“The Tsantsa Memoirs”: Jan Koneffke’s very idiosyncratic research trip through colonial history /.
There is no shortage of gnome-like heroes in novels who turn a position of apparent inferiority into strength in modern literature. The most famous and energetic among them is the short tin drummer Oskar Matzerath in Gnter Grass’ novel “The Tin Drum”, who can sing glass to pieces and intervenes in world history on occasion. Another is the clever deceiver Fischerle, a deformed dwarf who only consists of a hump, a minor character in Elias Canetti’s novel “The Blinding”.
But what the great narrator Jan Koneffke presents to us in his new novel “The Tsantsa Memoirs” is certainly the most bizarre protagonist that can be found in a contemporary novel. In his prose debut “Before the Premiere”, published in 1988, Koneffke, who has just celebrated his 60th birthday, had already let an actor act who was suddenly growing bumpy. His new hero is only a dead, prepared object in terms of his historical destiny and has already said goodbye to the human world.
Because as the narrator of the novel, who takes us on 560 pages through 240 years of world history from distant Caracas to Berlin after the fall of the Wall, a shrunken head appears, a “Tsantsa” who awakens from his lifelessness in 1780 with a tax inspector of the Spanish crown and then after his death came to Europe, where he witnessed various revolutions Among the indigenous peoples of South America, the shrunken head called “Tsantsa” was a trophy that was used for cultic purposes.
The Roman shrunken head Koneffkes, on the other hand, can not only speak, he conquers more and more sensory perceptions and high cognitive skills and then even the “zest for life” as he walks through the centuries. He who hangs lifelessly on the threads and jackets of his twelve owners or lingers in chests or bags becomes an eyewitness and co-creator of various revolutions and key scenes in world history. Thanks to the care of an English merchant and poet, the “helpless half-being” becomes a “shrunken head with education”. The “Tsantsa” no longer trades as “a thing made by primitives”, but as the think tank of its owner. He performs informal services to initiate amourse affairs, and later he assists his owner in initiating successful stock market speculations. In the Paulskirche assembly in Frankfurt in 1848 he even becomes the ghostwriter of a member of parliament who throws a fiery speech for freedom of the press into the plenary.

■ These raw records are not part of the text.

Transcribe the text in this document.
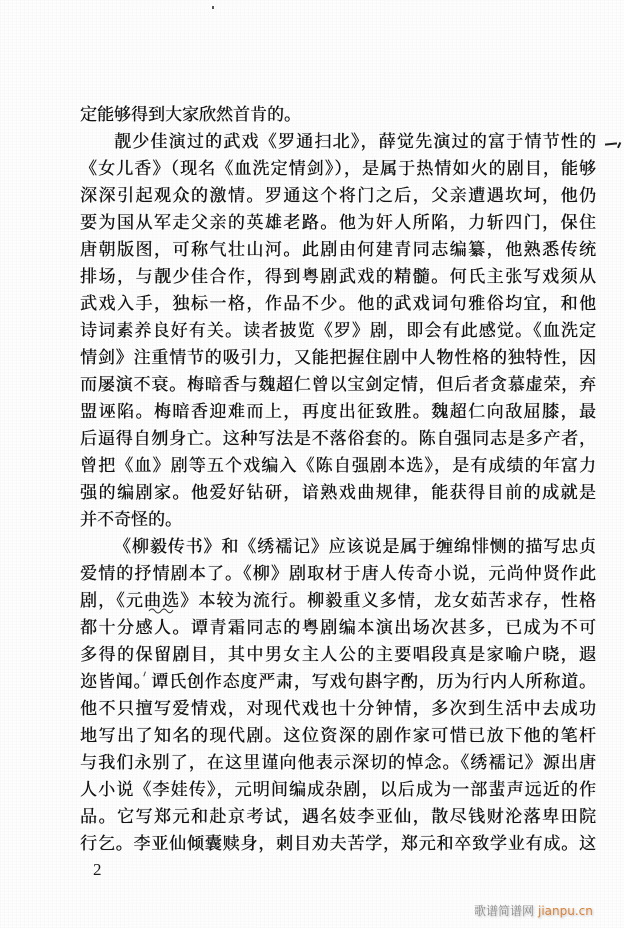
定能够得到大家欣然首肯的。
靓少佳演过的武戏《罗通扫北》，薛觉先演过的富于情节性的
《女儿香》（现名《血洗定情剑》），是属于热情如火的剧目，能够
深深引起观众的激情。罗通这个将门之后，父亲遭遇坎坷，他仍
要为国从军走父亲的英雄老路。他为奸人所陷，力斩四门，保住
唐朝版图，可称气壮山河。此剧由何建青同志编纂，他熟悉传统
排场，与靓少佳合作，得到粤剧武戏的精髓。何氏主张写戏须从
武戏入手，独标一格，作品不少。他的武戏词句雅俗均宜，和他
诗词素养良好有关。读者披览《罗》剧，即会有此感觉。《血洗定
情剑》注重情节的吸引力，又能把握住剧中人物性格的独特性，因
而屡演不衰。梅暗香与魏超仁曾以宝剑定情，但后者贪慕虚荣，弃
盟诬陷。梅暗香迎难而上，再度出征致胜。魏超仁向敌屈膝，最
后逼得自刎身亡。这种写法是不落俗套的。陈自强同志是多产者，
曾把《血》剧等五个戏编入《陈自强剧本选》，是有成绩的年富力
强的编剧家。他爱好钻研，谙熟戏曲规律，能获得目前的成就是
并不奇怪的。
《柳毅传书》和《绣襦记》应该说是属于缠绵悱恻的描写忠贞
爱情的抒情剧本了。《柳》剧取材于唐人传奇小说，元尚仲贤作此
剧，《元曲选》本较为流行。柳毅重义多情，龙女茹苦求存，性格
都十分感人。谭青霜同志的粤剧编本演出场次甚多，已成为不可
多得的保留剧目，其中男女主人公的主要唱段真是家喻户晓，遐
迩皆闻。谭氏创作态度严肃，写戏句斟字酌，历为行内人所称道。
他不只擅写爱情戏，对现代戏也十分钟情，多次到生活中去成功
地写出了知名的现代剧。这位资深的剧作家可惜已放下他的笔杆
与我们永别了，在这里谨向他表示深切的悼念。《绣襦记》源出唐
人小说《李娃传》，元明间编成杂剧，以后成为一部蜚声远近的作
品。它写郑元和赴京考试，遇名妓李亚仙，散尽钱财沦落卑田院
行乞。李亚仙倾囊赎身，刺目劝夫苦学，郑元和卒致学业有成。这
2
歌谱简谱网 jianpu.cn
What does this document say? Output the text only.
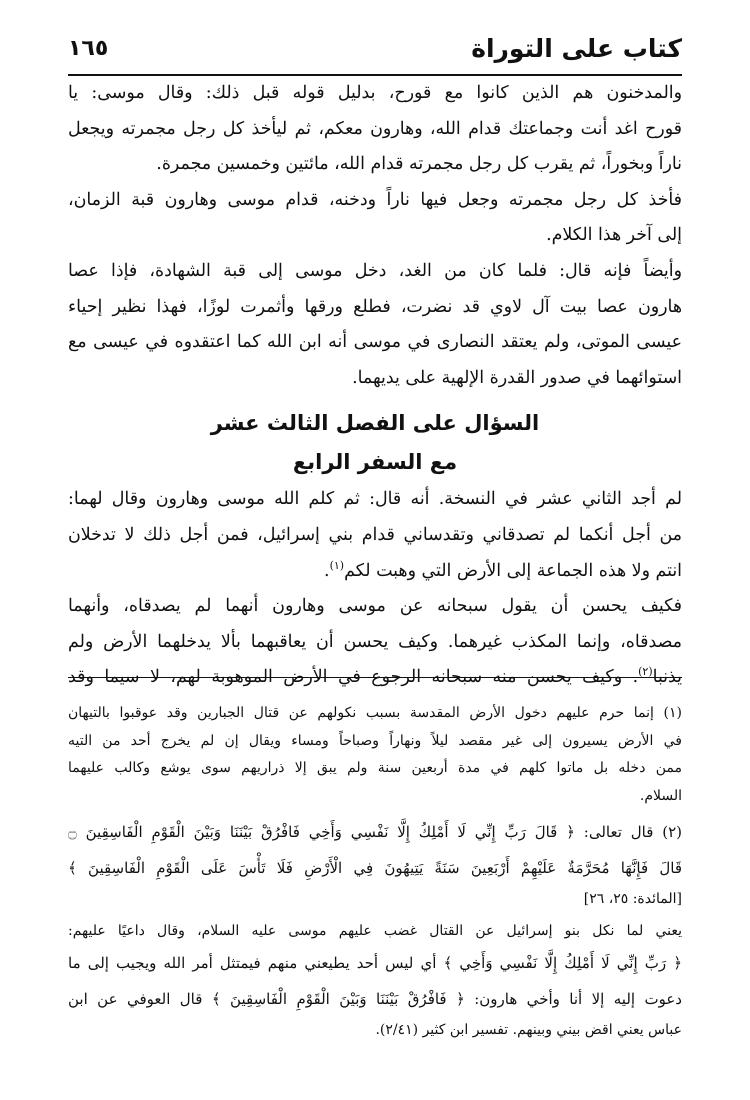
كتاب على التوراة
١٦٥
والمدخنون هم الذين كانوا مع قورح، بدليل قوله قبل ذلك: وقال موسى: يا
قورح اغد أنت وجماعتك قدام الله، وهارون معكم، ثم ليأخذ كل رجل مجمرته ويجعل
ناراً وبخوراً، ثم يقرب كل رجل مجمرته قدام الله، مائتين وخمسين مجمرة.
فأخذ كل رجل مجمرته وجعل فيها ناراً ودخنه، قدام موسى وهارون قبة الزمان،
إلى آخر هذا الكلام.
وأيضاً فإنه قال: فلما كان من الغد، دخل موسى إلى قبة الشهادة، فإذا عصا
هارون عصا بيت آل لاوي قد نضرت، فطلع ورقها وأثمرت لوزًا، فهذا نظير إحياء
عيسى الموتى، ولم يعتقد النصارى في موسى أنه ابن الله كما اعتقدوه في عيسى مع
استوائهما في صدور القدرة الإلهية على يديهما.
السؤال على الفصل الثالث عشر
مع السفر الرابع
لم أجد الثاني عشر في النسخة. أنه قال: ثم كلم الله موسى وهارون وقال لهما:
من أجل أنكما لم تصدقاني وتقدساني قدام بني إسرائيل، فمن أجل ذلك لا تدخلان
انتم ولا هذه الجماعة إلى الأرض التي وهبت لكم$^{(١)}$.
فكيف يحسن أن يقول سبحانه عن موسى وهارون أنهما لم يصدقاه، وأنهما
مصدقاه، وإنما المكذب غيرهما. وكيف يحسن أن يعاقبهما بألا يدخلهما الأرض ولم
يذنبا$^{(٢)}$. وكيف يحسن منه سبحانه الرجوع في الأرض الموهوبة لهم، لا سيما وقد
(١) إنما حرم عليهم دخول الأرض المقدسة بسبب نكولهم عن قتال الجبارين وقد عوقبوا بالتيهان
في الأرض يسيرون إلى غير مقصد ليلاً ونهاراً وصباحاً ومساء ويقال إن لم يخرج أحد من التيه
ممن دخله بل ماتوا كلهم في مدة أربعين سنة ولم يبق إلا ذراريهم سوى يوشع وكالب عليهما
السلام.
(٢) قال تعالى: ﴿ قَالَ رَبِّ إِنِّي لَا أَمْلِكُ إِلَّا نَفْسِي وَأَخِي فَافْرُقْ بَيْنَنَا وَبَيْنَ الْقَوْمِ الْفَاسِقِينَ ۝
قَالَ فَإِنَّهَا مُحَرَّمَةٌ عَلَيْهِمْ أَرْبَعِينَ سَنَةً يَتِيهُونَ فِي الْأَرْضِ فَلَا تَأْسَ عَلَى الْقَوْمِ الْفَاسِقِينَ ﴾
[المائدة: ٢٥، ٢٦]
يعني لما نكل بنو إسرائيل عن القتال غضب عليهم موسى عليه السلام، وقال داعيًا عليهم:
﴿ رَبِّ إِنِّي لَا أَمْلِكُ إِلَّا نَفْسِي وَأَخِي ﴾ أي ليس أحد يطيعني منهم فيمتثل أمر الله ويجيب إلى ما
دعوت إليه إلا أنا وأخي هارون: ﴿ فَافْرُقْ بَيْنَنَا وَبَيْنَ الْقَوْمِ الْفَاسِقِينَ ﴾ قال العوفي عن ابن
عباس يعني اقض بيني وبينهم. تفسير ابن كثير (٢/٤١).
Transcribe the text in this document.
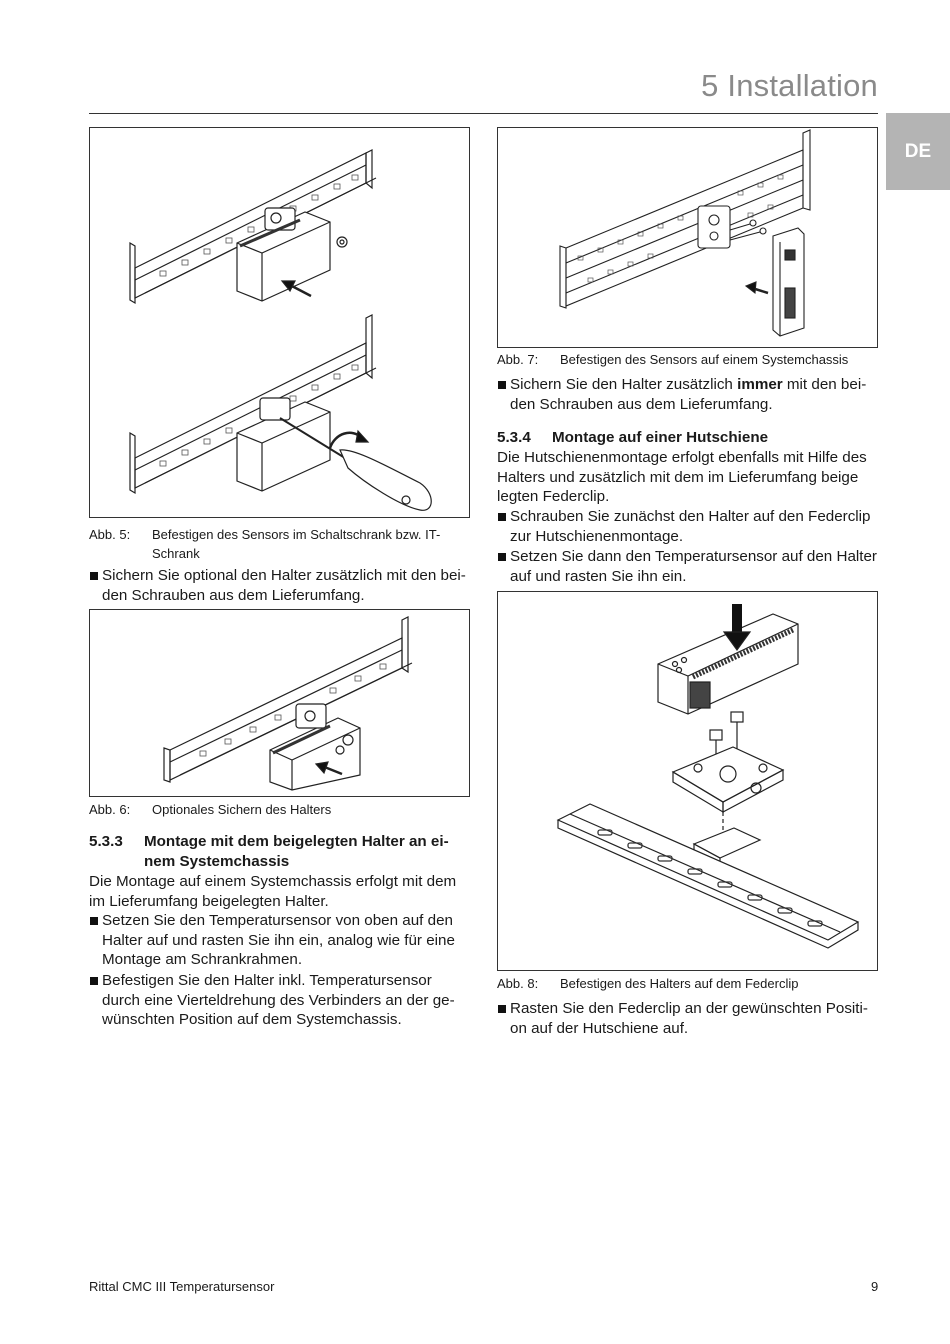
5 Installation
DE
Abb. 5: Befestigen des Sensors im Schaltschrank bzw. IT-
Schrank
Sichern Sie optional den Halter zusätzlich mit den bei-
den Schrauben aus dem Lieferumfang.
Abb. 6: Optionales Sichern des Halters
5.3.3 Montage mit dem beigelegten Halter an ei-
nem Systemchassis
Die Montage auf einem Systemchassis erfolgt mit dem
im Lieferumfang beigelegten Halter.
Setzen Sie den Temperatursensor von oben auf den
Halter auf und rasten Sie ihn ein, analog wie für eine
Montage am Schrankrahmen.
Befestigen Sie den Halter inkl. Temperatursensor
durch eine Vierteldrehung des Verbinders an der ge-
wünschten Position auf dem Systemchassis.
Abb. 7: Befestigen des Sensors auf einem Systemchassis
Sichern Sie den Halter zusätzlich immer mit den bei-
den Schrauben aus dem Lieferumfang.
5.3.4 Montage auf einer Hutschiene
Die Hutschienenmontage erfolgt ebenfalls mit Hilfe des
Halters und zusätzlich mit dem im Lieferumfang beige
legten Federclip.
Schrauben Sie zunächst den Halter auf den Federclip
zur Hutschienenmontage.
Setzen Sie dann den Temperatursensor auf den Halter
auf und rasten Sie ihn ein.
Abb. 8: Befestigen des Halters auf dem Federclip
Rasten Sie den Federclip an der gewünschten Positi-
on auf der Hutschiene auf.
Rittal CMC III Temperatursensor	9
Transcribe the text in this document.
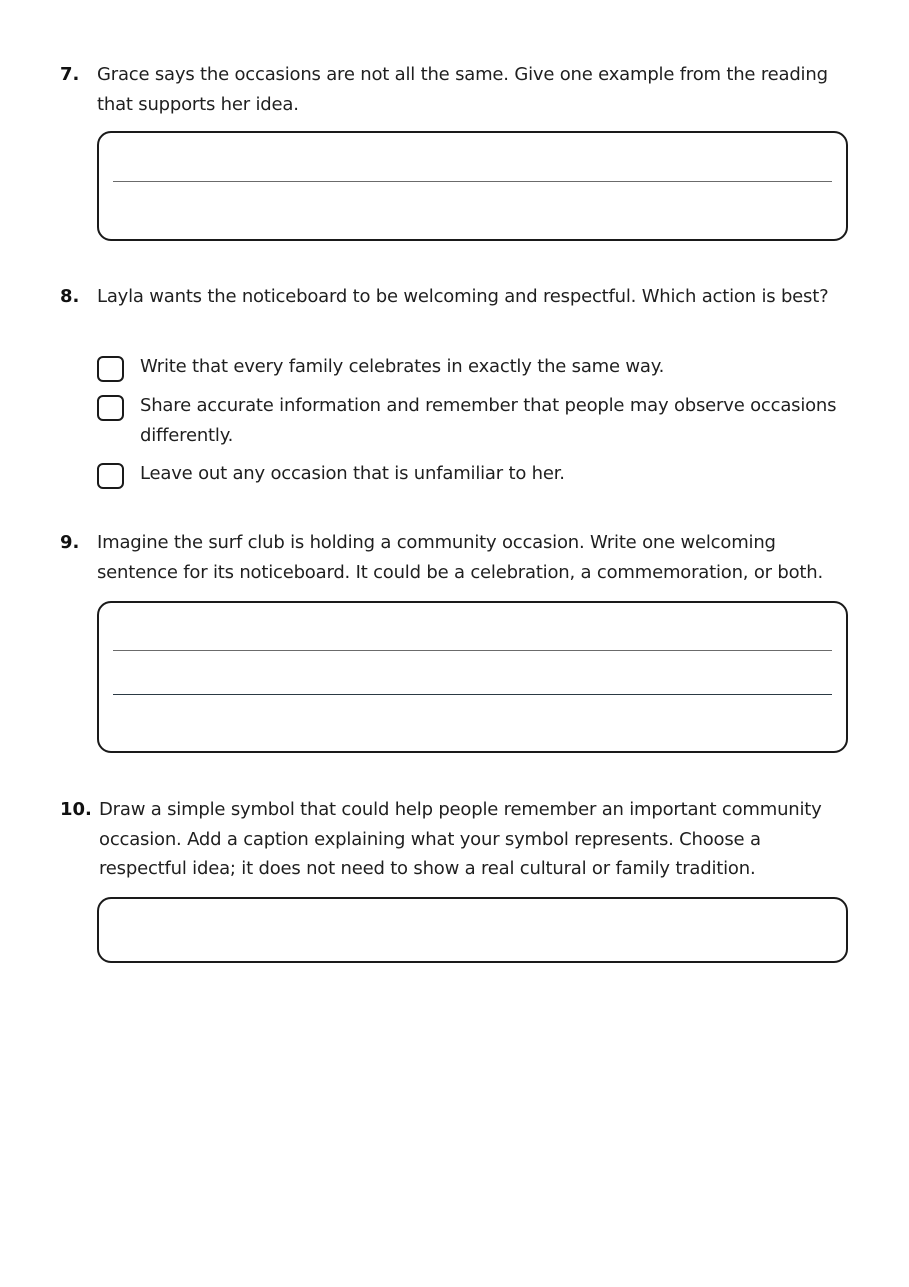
7. Grace says the occasions are not all the same. Give one example from the reading that supports her idea.
8. Layla wants the noticeboard to be welcoming and respectful. Which action is best?
Write that every family celebrates in exactly the same way.
Share accurate information and remember that people may observe occasions differently.
Leave out any occasion that is unfamiliar to her.
9. Imagine the surf club is holding a community occasion. Write one welcoming sentence for its noticeboard. It could be a celebration, a commemoration, or both.
10. Draw a simple symbol that could help people remember an important community occasion. Add a caption explaining what your symbol represents. Choose a respectful idea; it does not need to show a real cultural or family tradition.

While its owners sink one by one into the pit, the shrunken head retains the privilege of de facto immortality. Only once, when he refused rhetorical support to Reich German Hitler supporters in the Romanian town of Kronstadt, did he threaten to be thrown into the fire, but he was also able to escape this fate. Jan Koneffke reflected on the stylistic peculiarities of his idiosyncratic memoir writer at one point, when it was pointed out that the “Tsantsa” uses a German “that was spoken in 1820”: “It is therefore no coincidence that it seems old-fashioned to my readership should.”
After his masterpiece, the great family and social novel “Ein Sonntagskind” (2015), Jan Koneffke has now entered the terrain of the picaresque novel. He tells with an almost inexhaustible ingenuity and an opulent painting of bizarre details. One gets caught up in the enthusiasm for language and the shrunken head obsession of the author, which at times tends to be highly comical. With so much delimitation of the imagination, one threatens to drown in the overabundance of details.
For all the cheerfulness of the story, the depths and atrocities of European history are also highlighted: the barbarism of the scientific research spirit in the 19th century or the anti-Semitism in Vienna at the turn of the century. During a psychoanalytic session with a Dr. Abraham in Vienna, who has certain similarities with Sigmund Freud, the shrunken head discovers his real “pre-ego” in horror: He is not an indigenous “tsantsa”, but the head of a German conquistador who, as a mercenary and plunderer, was once involved in imperialist raids . Therefore, as a shrunken head, he now finds no peace, but has to restlessly cross the European age of extremes.
A shrunken head as a reporter on world history – that can also be read as an ironic commentary on the situation of the contemporary novel.
Jan Koneffke: The Tsantsa memoir. Novel. Galiani Verlag, Berlin 2020, 560 pages, 24 euros.